After just a few seasons all retailers are already giving clear signals about these two brands losing a bit of their brightness, as now only cobranded product like Off-White/Nike or Vetements/Rebook still seem to appeal the customers. On the contrary no retailers have already answered the most difficult question: is all of this just the brand’s fault or is the consumer to be bored by too much offer and product push?
Now the real question is: buy now, but wear when?
Oh yes, because with so much to choose from, that old saying from the 80s “create a desire in the consumer and then prepare to satisfy it” doesn’t work anymore. The desire for luxury and purchasing power are polarising, with numbers that remind us this effect every day: according to recent analyses by major watchdogs in luxury, 415 million high-end consumers spent 860 billion euro in 2017 alone. The total number of consumers is expected to increase to 490 million by the year 2023, spending 1.185 billion: 30% of total consumption directly attributable to the 4% of luxury consumers.
Strangely enough and despite all the analytics above, if we take a walk down the shopping streets, it still seem that luxury is for everyone: the swelling aspirational population of many emerging countries is asserting itself as new brand consumers, cancelling and diluting that exclusivity component, once essential for the traditional customers of luxury. According to a recent study among rich Chinese, Louis Vuitton seems now to be considered, in a very snobbish way, a “brand for secretaries” and Tiffany’s daily top seller category is the 120usd silver bracelet, instead of selling diamonds.
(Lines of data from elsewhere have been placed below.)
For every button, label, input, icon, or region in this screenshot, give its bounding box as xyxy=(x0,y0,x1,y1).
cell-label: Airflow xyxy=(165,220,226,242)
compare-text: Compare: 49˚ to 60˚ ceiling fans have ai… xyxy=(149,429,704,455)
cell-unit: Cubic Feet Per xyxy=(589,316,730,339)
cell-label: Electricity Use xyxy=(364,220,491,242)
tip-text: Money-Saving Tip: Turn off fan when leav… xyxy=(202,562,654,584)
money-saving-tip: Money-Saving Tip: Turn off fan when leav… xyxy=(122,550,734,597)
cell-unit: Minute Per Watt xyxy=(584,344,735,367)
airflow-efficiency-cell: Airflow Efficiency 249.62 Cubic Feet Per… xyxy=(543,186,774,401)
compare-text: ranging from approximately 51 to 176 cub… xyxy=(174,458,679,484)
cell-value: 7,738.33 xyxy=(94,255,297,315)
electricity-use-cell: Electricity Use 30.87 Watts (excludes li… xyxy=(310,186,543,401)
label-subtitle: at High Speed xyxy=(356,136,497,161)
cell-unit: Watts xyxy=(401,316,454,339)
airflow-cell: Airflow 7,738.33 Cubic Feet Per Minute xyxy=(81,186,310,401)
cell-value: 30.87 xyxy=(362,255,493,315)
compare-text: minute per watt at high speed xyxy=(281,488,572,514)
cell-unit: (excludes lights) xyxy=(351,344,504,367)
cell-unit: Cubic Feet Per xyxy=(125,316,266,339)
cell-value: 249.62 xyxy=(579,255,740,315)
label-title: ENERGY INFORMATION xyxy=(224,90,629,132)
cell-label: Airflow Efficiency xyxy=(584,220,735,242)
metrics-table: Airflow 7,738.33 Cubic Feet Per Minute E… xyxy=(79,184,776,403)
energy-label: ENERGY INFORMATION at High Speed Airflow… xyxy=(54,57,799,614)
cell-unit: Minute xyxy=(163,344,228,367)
Many brands, such as Dolce & Gabbana and Moschino, no longer have advertising campaigns or communication strategies targeting sophisticated interlocutors nor high spenders, but create dialogues with millennials and clients seeking a certain status or a way to display a newly acquired wellness.
So, what happens to a good part of those customers who can no longer find something exclusive or chic enough to reflect themselves? They started turning to haute couture and bespoke: all men’s brands, whether casual or formal, have a made-to-measure or bespoke section for their best clients, and many women’s luxury labels are complementing their ready-to-wear collection with a wide variety of “demi-couture” or “haute couture” so they can cater to the clients who have become orphans of real luxury products.
Those who went to the Paris Haute Couture week last January, clearly saw that not only Paris had become the only truly undisputed home of luxury fashion, but also that the front row of the shows is no longer occupied by the “Annas” (from Wintour to Dello Russo), but by actual customers – the sophisticated and elegant top spenders responsible for 27% of the total spending and 90% of the growth in luxury consumption.
They are now the ones who sit at the fashion shows, they are the ones – by buying or not buying the pieces seen at the runway – who decide the success or failure of a designer, they are the ones – having none other than a wealth of means – who can afford to be the unbiased judges of fashion, ridding off all middlemen in one fell swoop, from retailers to the press, who have until now been their eyes and ears, deciding what people should buy and should wear.
Probably, under this new light, there is a coming era for luxury democracy, for a meritocracy, and this “see now buy now” might take on a new and perhaps true meaning: I see and I buy. Now. Maybe. If it excites me.